由于GCP Stackdriver为发布/订阅创建了警报,因此我愿意创建一个警报,例如“如果订阅中有XXX个以上的主题在等待消息(未确认)以及该消费者在该消息上的消费率,主题接近0,然后触发警报”。
我已经习惯了Prometheus,在这里我可以简单地依靠标签来加入时间序列,但是我想知道如何使用Stackdriver。
起初,我考虑使用2个条件,即“在匹配资源上满足所有条件时违反策略”,但是我想知道“匹配资源”是否与普罗米修斯的行为相同。
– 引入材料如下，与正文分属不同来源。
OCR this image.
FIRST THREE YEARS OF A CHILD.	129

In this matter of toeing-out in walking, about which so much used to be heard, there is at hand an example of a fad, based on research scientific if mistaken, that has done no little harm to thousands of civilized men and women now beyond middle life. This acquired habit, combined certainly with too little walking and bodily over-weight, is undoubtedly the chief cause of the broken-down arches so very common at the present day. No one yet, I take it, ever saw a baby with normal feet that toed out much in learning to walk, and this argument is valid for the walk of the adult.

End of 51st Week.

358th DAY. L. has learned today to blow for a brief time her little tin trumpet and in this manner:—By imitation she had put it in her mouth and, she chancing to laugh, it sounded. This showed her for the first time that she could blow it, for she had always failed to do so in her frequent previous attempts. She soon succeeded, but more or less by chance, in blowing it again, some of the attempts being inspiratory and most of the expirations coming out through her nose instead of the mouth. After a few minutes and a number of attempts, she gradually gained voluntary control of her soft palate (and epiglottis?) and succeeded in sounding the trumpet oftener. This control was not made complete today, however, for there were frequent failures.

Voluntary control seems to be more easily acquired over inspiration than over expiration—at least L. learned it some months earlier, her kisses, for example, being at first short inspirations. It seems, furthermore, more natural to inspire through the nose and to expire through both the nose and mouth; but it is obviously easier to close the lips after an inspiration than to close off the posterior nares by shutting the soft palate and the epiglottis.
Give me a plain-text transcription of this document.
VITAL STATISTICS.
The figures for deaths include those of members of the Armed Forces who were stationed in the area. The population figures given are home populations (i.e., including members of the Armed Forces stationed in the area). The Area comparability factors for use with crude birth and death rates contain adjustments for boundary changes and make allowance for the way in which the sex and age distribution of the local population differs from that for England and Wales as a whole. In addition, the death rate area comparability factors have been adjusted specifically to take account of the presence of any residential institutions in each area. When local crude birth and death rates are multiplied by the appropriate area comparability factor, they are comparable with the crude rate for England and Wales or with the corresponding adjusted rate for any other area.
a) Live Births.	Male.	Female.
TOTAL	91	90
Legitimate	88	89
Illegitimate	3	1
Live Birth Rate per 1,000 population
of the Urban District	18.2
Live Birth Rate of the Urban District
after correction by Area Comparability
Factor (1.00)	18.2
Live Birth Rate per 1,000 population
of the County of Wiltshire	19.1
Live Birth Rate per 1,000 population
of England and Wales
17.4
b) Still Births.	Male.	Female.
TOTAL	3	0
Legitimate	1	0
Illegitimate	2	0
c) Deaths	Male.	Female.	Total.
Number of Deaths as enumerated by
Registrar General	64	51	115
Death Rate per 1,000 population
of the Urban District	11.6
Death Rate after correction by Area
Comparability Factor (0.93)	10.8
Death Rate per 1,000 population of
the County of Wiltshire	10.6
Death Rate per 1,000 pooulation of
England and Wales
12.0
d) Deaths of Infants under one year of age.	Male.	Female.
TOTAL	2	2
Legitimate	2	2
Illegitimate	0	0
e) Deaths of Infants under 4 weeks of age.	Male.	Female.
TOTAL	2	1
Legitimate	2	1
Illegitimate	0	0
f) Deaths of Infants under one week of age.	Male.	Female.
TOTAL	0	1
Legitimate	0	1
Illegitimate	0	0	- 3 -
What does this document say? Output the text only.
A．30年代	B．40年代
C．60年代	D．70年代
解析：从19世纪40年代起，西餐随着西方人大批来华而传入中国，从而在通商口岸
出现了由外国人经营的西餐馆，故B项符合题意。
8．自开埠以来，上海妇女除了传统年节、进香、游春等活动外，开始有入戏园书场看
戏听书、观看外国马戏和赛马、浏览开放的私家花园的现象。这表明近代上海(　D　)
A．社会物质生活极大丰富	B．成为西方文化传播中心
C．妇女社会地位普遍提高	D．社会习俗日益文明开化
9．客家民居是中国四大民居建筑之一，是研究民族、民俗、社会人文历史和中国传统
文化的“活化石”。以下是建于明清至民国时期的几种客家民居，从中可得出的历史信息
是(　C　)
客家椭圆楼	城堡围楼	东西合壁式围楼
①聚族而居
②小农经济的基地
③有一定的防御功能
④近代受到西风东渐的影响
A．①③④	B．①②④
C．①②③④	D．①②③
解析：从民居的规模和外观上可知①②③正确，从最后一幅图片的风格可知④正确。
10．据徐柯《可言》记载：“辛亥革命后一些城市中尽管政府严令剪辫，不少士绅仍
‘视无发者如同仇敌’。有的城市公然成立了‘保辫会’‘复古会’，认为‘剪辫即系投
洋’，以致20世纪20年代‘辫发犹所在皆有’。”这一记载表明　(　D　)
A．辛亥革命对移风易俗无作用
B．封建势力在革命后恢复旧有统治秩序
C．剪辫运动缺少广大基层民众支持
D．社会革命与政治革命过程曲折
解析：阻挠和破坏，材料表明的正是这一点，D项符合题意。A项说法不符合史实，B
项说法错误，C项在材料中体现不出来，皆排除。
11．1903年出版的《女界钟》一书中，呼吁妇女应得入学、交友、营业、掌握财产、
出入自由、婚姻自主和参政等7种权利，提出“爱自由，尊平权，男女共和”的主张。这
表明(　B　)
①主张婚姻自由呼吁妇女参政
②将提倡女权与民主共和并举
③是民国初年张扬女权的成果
这是我考虑过的警报,但是即使未完全满足这两个条件,它似乎也会触发:
{
"combiner": "AND_WITH_MATCHING_RESOURCE",
"conditions": [
{
"conditionThreshold": {
"aggregations": [
{
"alignmentPeriod": "60s",
"crossSeriesReducer": "REDUCE_SUM",
"groupByFields": [
"metadata.system_labels.topic_id",
"resource.label.subscription_id"
],
"perSeriesAligner": "ALIGN_RATE"
}
],
"comparison": "COMPARISON_LT",
"duration": "300s",
"filter": "metric.type=\"pubsub.googleapis.com/subscription/ack_message_count\" resource.type=\"pubsub_subscription\" resource.label.\"project_id\"=\"pl-service-prod-lm-fr\"",
"thresholdValue": 1,
"trigger": {
"count": 1
}
},
"displayName": "Ack message count"
},
{
"conditionThreshold": {
"aggregations": [
{
"alignmentPeriod": "60s",
"crossSeriesReducer": "REDUCE_SUM",
"groupByFields": [
"metadata.system_labels.topic_id",
"resource.label.subscription_id"
],
"perSeriesAligner": "ALIGN_MEAN"
}
],
"comparison": "COMPARISON_GT",
"duration": "300s",
"filter": "metric.type=\"pubsub.googleapis.com/subscription/num_undelivered_messages\" resource.type=\"pubsub_subscription\" resource.label.\"project_id\"=\"pl-service-prod-lm-fr\"",
"trigger": {
"count": 1
}
},
"displayName": "Unacked messages"
}
],
"displayName": "Pub/Sub is not consumed",
"enabled": true,
"incidentStrategy": {}
}